Auto-Brewery Syndrome: A Clinical Dilemma

Asim Tameez Ud Din 1,, Faran Alam 2, Ahsan Tameez-ud-din 2, Farooq Mohyud Din Chaudhary 3,4,5
Editors: Alexander Muacevic, John R Adler
PMCID: PMC7667719  PMID: 33209539

Abstract

Auto-brewery syndrome (ABS), also known as gut fermentation syndrome, is a very rare disorder. It is characterized by the endogenous production of alcohol. It typically presents with the signs of alcohol intoxication, such as staggering gait, slurred speech, gastrointestinal distress, and state of confusion. Due to the nonspecific symptoms, it is necessary to rule out other etiologies before reaching a diagnosis of ABS. The confirmatory test for this syndrome is the raised levels of blood or breath ethanol after a glucose challenge test. The management includes the use of antifungal drugs and avoidance of a carbohydrate-rich diet. In this review, we summarize the etiology, clinical presentation, diagnostic tests, management, and medicolegal aspects of ABS.

Keywords: auto brewery syndrome, ethanol, gut fermentation

Introduction and background

Alcohol is one of the oldest known beverages. It has an important role in the social life of a large percentage of the world’s population, although drinking habits vary widely across the world [1]. Owing to the wide-ranging social and medicolegal implications of alcohol consumption, the idea of its endogenous production is an area of fascination for investigators and the general public alike. Auto-brewery syndrome (ABS), also known as gut fermentation syndrome, describes the condition in which the concentration of ethanol increases to a noticeable level in the setting of little or no alcohol consumption [2]. It is a rare condition that is more prevalent in patients with underlying gut problems [2,3]. The suggested mechanism of this unique phenomenon revolves around the fermentation of carbohydrates in the human body by microorganisms [3].

The pharmacokinetics of alcohol is influenced by a variety of factors [4]. Ethanol undergoes first-pass metabolism before entering the bloodstream; therefore, the quantity of ethanol in the body should exceed 6 to 8 g per hour before it starts accumulating in the body fluids [5,6]. The endogenous production of ethanol in such a large amount is not supported by sufficient data, but the novelty of this unique phenomenon has given rise to many misconceptions and unreliable information that may be manipulated for medicolegal purposes [6].

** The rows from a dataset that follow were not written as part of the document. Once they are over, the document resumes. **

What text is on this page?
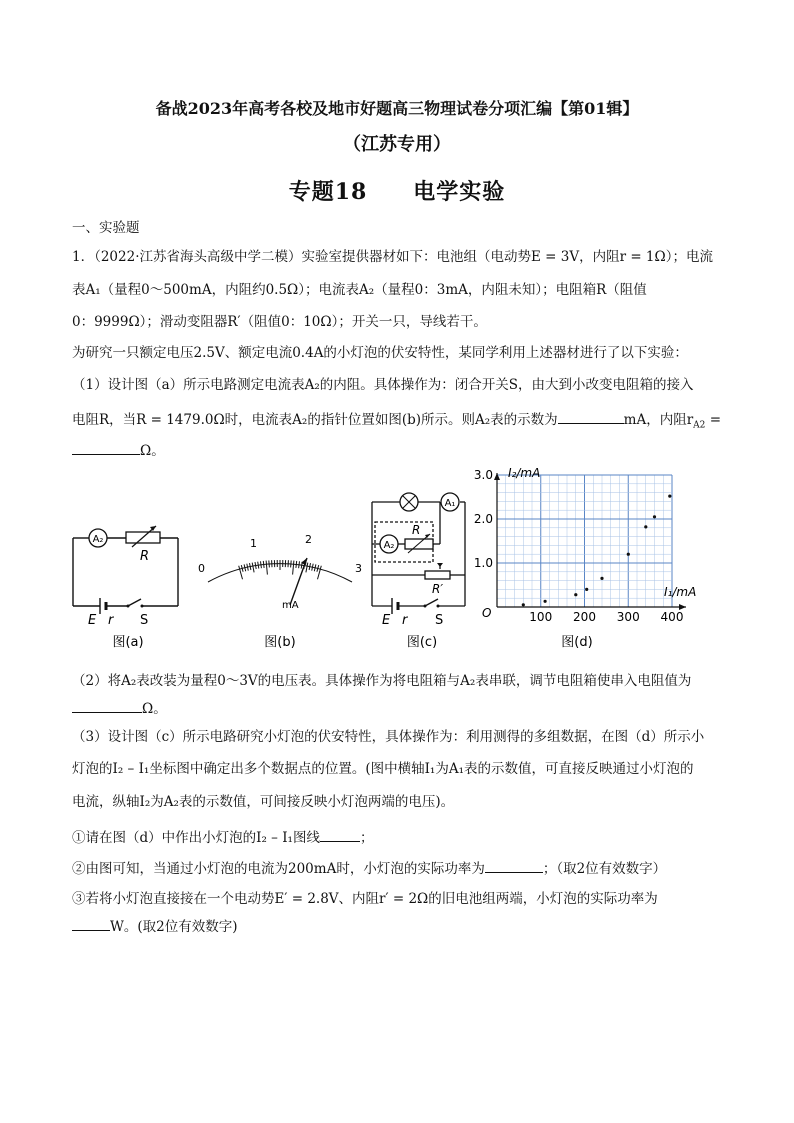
备战2023年高考各校及地市好题高三物理试卷分项汇编【第01辑】
（江苏专用）
专题18　　电学实验
一、实验题
1．（2022·江苏省海头高级中学二模）实验室提供器材如下：电池组（电动势E = 3V，内阻r = 1Ω）；电流
表A₁（量程0～500mA，内阻约0.5Ω）；电流表A₂（量程0：3mA，内阻未知）；电阻箱R（阻值
0：9999Ω）；滑动变阻器R′（阻值0：10Ω）；开关一只，导线若干。
为研究一只额定电压2.5V、额定电流0.4A的小灯泡的伏安特性，某同学利用上述器材进行了以下实验：
（1）设计图（a）所示电路测定电流表A₂的内阻。具体操作为：闭合开关S，由大到小改变电阻箱的接入
电阻R，当R = 1479.0Ω时，电流表A₂的指针位置如图(b)所示。则A₂表的示数为	mA，内阻$r_{A2}$ =
Ω。
A₂
R
E r S
图(a)
0
1	2
3
mA
图(b)
A₁
A₂
R
R′
E r S
图(c)
I₂/mA
I₁/mA
O	100 200 300 400
1.0
2.0
3.0
图(d)
（2）将A₂表改装为量程0～3V的电压表。具体操作为将电阻箱与A₂表串联，调节电阻箱使串入电阻值为
Ω。
（3）设计图（c）所示电路研究小灯泡的伏安特性，具体操作为：利用测得的多组数据，在图（d）所示小
灯泡的I₂ – I₁坐标图中确定出多个数据点的位置。(图中横轴I₁为A₁表的示数值，可直接反映通过小灯泡的
电流，纵轴I₂为A₂表的示数值，可间接反映小灯泡两端的电压)。
①请在图（d）中作出小灯泡的I₂ – I₁图线	；
②由图可知，当通过小灯泡的电流为200mA时，小灯泡的实际功率为	；（取2位有效数字）
③若将小灯泡直接接在一个电动势E′ = 2.8V、内阻r′ = 2Ω的旧电池组两端，小灯泡的实际功率为
W。(取2位有效数字)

This review article aims to improve the understanding of this rare condition by analyzing the findings of various case reports and studies. The main objective of this article is to give a comprehensive view of the different presentations of the ABS and its management.

Review

Epidemiology and patient characteristics

ABS is being recognized in all age groups and in males as well as females. Al-Awadhi et al. conducted a study in the United Arab Emirates (UAE) to demonstrate the endogenous levels of blood ethanol in different subsets of the population. No significant difference was attributed to age, gender, and nationalities of the participants [7]. Similar results were replicated by Ragab et al. in the Saudi Arabia population [8]. Nair et al. in a study involving non-alcoholic steatohepatitis (NASH) patients found raised levels of breath alcohol concentration in obese and females, but the latter was not significant [9]. Another case-control study conducted by Cordell et al. included 52 diagnosed cases of ABS and revealed significant differences in the health status and daily life activities between the two groups. The striking contrast was in terms of gastrointestinal motility, intake of liquids, and sensitivities of food. Overall, the patients included in the ABS group were found to be less healthy and having more frequent bowel movements, higher sensitivity to foods, consumption of more water, and avoidance of starch-containing products [3].

Pathophysiology

ABS stems from the widespread proliferation of gut microorganisms, which, in turn, leads to endogenous production of ethanol. This phenomenon is preceded mostly by the intake of carbohydrate-rich meals or antibiotic use, which can disturb the gut ecosystem [2,10]. It is also frequently associated with underlying pathology. Hafez et al. demonstrated significantly higher concentrations of ethanol in diabetic (4.85 ± 3.96 mg/dL) and liver cirrhosis patients (3.45 ± 2.65 mg/dL) than the control group (0.3 ± 0.41 mg/dL) [11]. This syndrome is also found to be in patients suffering from other disorders such as Crohn’s disease, short bowel syndrome, and chronic intestinal pseudo-obstruction [12-15]. Though ethanol production and metabolism rates can differ in different subsets of the population owing to variations in dietary intake and genetic polymorphism of aldehyde dehydrogenase enzyme, its association with ABS warrants further studies [2,6,16].

Causative organisms

The causative organisms implicated in ABS include fungi and bacteria, with the most common yeasts being Saccharomyces and Candida species. A list of cases reported in the literature along with the involved microorganism is shown in Table 1. This list includes different species of Saccharomyces and Candida such s S. cerevisiae, C. albicans, C. parapsilosis, C. glabrata, C. kefyr, and C. krusei [12-15,17-23]. The involvement of these yeasts in the production of ethanol was validated by Bivin and Heinen. The four yeasts (C. Albicans, C. tropicalis, S. cerevisiae, Torulopsis glabrata) were mixed with different sugars, and the ethanol generated was measured by gas chromatography. All of them produced ethanol in all the test solutions highlighting the underlying etiology of ABS syndrome [24]. Some cases of bacterial involvement are also available in the literature [18]. Baraona et al. conducted the experiments on rats and demonstrated the ethanol formation by bacteria residing in the intestine [25].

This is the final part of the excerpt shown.